Thanks, for now I am having troubles compiling it correctly. Can someone drop a link to a Windows x64 executable (I have a Haswell) here? I will check the NTB3 on 5-men and 6-men positions, then some of its properties as those analysed in this thread.

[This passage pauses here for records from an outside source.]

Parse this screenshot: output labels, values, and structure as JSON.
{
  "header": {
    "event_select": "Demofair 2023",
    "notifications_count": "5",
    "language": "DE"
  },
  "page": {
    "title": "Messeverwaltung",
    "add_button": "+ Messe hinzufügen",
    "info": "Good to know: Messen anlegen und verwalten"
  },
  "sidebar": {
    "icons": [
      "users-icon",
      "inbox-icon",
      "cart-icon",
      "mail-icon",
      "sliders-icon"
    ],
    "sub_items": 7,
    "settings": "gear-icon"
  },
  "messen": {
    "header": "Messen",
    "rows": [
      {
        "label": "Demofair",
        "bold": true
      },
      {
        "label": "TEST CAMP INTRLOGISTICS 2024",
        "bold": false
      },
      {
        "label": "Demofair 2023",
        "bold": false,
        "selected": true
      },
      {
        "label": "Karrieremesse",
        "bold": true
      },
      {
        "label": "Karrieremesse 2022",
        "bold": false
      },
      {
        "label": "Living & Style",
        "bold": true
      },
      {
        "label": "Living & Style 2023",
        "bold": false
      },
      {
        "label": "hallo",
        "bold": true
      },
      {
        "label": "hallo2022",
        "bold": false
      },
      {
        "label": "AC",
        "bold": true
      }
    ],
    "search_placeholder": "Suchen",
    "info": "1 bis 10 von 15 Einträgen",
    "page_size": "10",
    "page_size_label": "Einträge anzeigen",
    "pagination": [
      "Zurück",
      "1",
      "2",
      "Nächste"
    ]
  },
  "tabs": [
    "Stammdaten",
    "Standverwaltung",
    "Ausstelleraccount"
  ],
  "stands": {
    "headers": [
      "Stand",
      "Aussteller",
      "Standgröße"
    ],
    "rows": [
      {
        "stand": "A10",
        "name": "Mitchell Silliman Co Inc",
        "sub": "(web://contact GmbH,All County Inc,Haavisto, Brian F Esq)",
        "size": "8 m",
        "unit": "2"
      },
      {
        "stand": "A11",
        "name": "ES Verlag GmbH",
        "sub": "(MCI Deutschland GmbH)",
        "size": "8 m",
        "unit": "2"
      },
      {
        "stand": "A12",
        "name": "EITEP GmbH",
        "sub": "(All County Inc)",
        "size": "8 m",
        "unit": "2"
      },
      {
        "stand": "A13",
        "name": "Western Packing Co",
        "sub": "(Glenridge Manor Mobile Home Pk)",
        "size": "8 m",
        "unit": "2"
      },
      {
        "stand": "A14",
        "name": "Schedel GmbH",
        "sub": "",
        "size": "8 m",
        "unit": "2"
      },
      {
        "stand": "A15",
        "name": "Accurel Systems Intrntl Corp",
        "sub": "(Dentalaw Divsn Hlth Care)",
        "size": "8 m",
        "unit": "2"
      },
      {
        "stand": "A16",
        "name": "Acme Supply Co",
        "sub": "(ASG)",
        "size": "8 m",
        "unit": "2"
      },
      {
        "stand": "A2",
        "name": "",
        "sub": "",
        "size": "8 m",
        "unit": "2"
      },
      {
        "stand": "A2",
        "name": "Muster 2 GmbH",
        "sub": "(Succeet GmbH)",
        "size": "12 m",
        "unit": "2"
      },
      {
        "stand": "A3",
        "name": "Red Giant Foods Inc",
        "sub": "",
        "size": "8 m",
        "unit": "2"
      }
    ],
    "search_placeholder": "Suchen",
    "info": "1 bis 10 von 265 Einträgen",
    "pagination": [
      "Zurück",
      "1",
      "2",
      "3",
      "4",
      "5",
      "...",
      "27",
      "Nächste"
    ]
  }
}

By the way, recently, on my very tough 6-men suite of Wins, I got poor results with Stockfish TB-less. It won only 13/100 of them, while Komodo 25/100, a significant difference. Even Shredder was better.

Code: Select all

Games Completed = 2600 of 2600 (Avg game length = 21.522 sec)
Settings = Gauntlet/32MB/5000ms+150ms/M 600000cp for 1000 moves, D 120000 moves/EPD:C:\LittleBlitzer\Wins_6men_E308.epd(308)
Time = 8161 sec elapsed, 0 sec remaining
 1.  Stockfish 050917 64 BMI2 Master Syzygy-6	1886.0/2600	1309-137-1154  	(L: m=137 t=0 i=0 a=0)	(D: r=350 i=169 f=614 s=21 a=0)	(tpm=186.0 d=22.75 nps=1739073)
 2.  Stockfish 050917 64 BMI2 	55.0/200	13-103-84  	(L: m=103 t=0 i=0 a=0)	(D: r=16 i=6 f=60 s=2 a=0)	(tpm=217.0 d=25.62 nps=2254423)
 3.  Komodo 11.2.2 64-bit     	62.5/200	25-100-75  	(L: m=100 t=0 i=0 a=0)	(D: r=32 i=7 f=34 s=2 a=0)	(tpm=207.1 d=20.12 nps=1985559)
 4.  Houdini 5.01 Pro x64-popc	57.0/200	14-100-86  	(L: m=100 t=0 i=0 a=0)	(D: r=34 i=13 f=36 s=3 a=0)	(tpm=216.5 d=17.72 nps=2489475)
 5.  Deep Shredder 13 x64     	58.0/200	16-100-84  	(L: m=100 t=0 i=0 a=0)	(D: r=30 i=10 f=42 s=2 a=0)	(tpm=192.1 d=22.38 nps=2792983)
 6.  Andscacs 0.92            	56.0/200	12-100-88  	(L: m=100 t=0 i=0 a=0)	(D: r=17 i=1 f=70 s=0 a=0)	(tpm=190.9 d=0.00 nps=1999985)
 7.  Fire 5 x64               	54.5/200	11-102-87  	(L: m=102 t=0 i=0 a=0)	(D: r=40 i=16 f=27 s=4 a=0)	(tpm=204.7 d=17.49 nps=2335855)
 8.  Booot 6.2_x64            	53.0/200	7-101-92  	(L: m=101 t=0 i=0 a=0)	(D: r=49 i=10 f=33 s=0 a=0)	(tpm=211.0 d=21.34 nps=971014)
 9.  Gull 3 x64               	53.0/200	6-100-94  	(L: m=100 t=0 i=0 a=0)	(D: r=22 i=23 f=49 s=0 a=0)	(tpm=223.2 d=15.17 nps=2502083)
10.  Fritz 15                 	56.0/200	12-100-88  	(L: m=100 t=0 i=0 a=0)	(D: r=12 i=24 f=52 s=0 a=0)	(tpm=226.2 d=19.29 nps=1143153)
11.  Fizbo 1.9                	50.0/200	0-100-100  	(L: m=100 t=0 i=0 a=0)	(D: r=36 i=28 f=36 s=0 a=0)	(tpm=223.9 d=16.72 nps=1991796)
12.  Hannibal 1.7 x64         	50.5/200	4-103-93  	(L: m=103 t=0 i=0 a=0)	(D: r=15 i=17 f=60 s=1 a=0)	(tpm=200.4 d=21.93 nps=2171275)
13.  Texel 1.07a27            	53.5/200	7-100-93  	(L: m=100 t=0 i=0 a=0)	(D: r=28 i=10 f=53 s=2 a=0)	(tpm=218.9 d=13.26 nps=2071925)
14.  Hakkapeliitta TCEC       	55.0/200	10-100-90  	(L: m=100 t=0 i=0 a=0)	(D: r=19 i=4 f=62 s=5 a=0)	(tpm=227.5 d=24.12 nps=3496192)
User avatar
Laskos
Posts: 10948
Joined: Wed Jul 26, 2006 10:21 pm
Full name: Kai Laskos

Re: Stockfish Natural TB loses heavily to Stockfish master

Post by Laskos »

mcostalba wrote:Ok, here is my next attempt:

https://github.com/mcostalba/Stockfish/archive/NTB3.zip

I have extensively tested on 5-men and it works for me, it keeps the draws, converts the wins and is supposed to avoid silly sacrifices (although on 5-men testing this is limited).
Ipman sent me a good and reliable compile . On hard 6-men Wins with 6-men TBs, NTB3 plays perfectly:

Score of SF_Master vs SF_NTB3: 308 - 308 - 0 [0.500] 616
ELO difference: 0.00 +/- 27.45
Finished match

With draws, it plays perfectly too. Good start!

Later I will test on the length of the path to win compared to early_mate2 (the best TB implementation on this for SF as of now), number of Mates resolved and "silliness" of the play as subjectively quantified by me.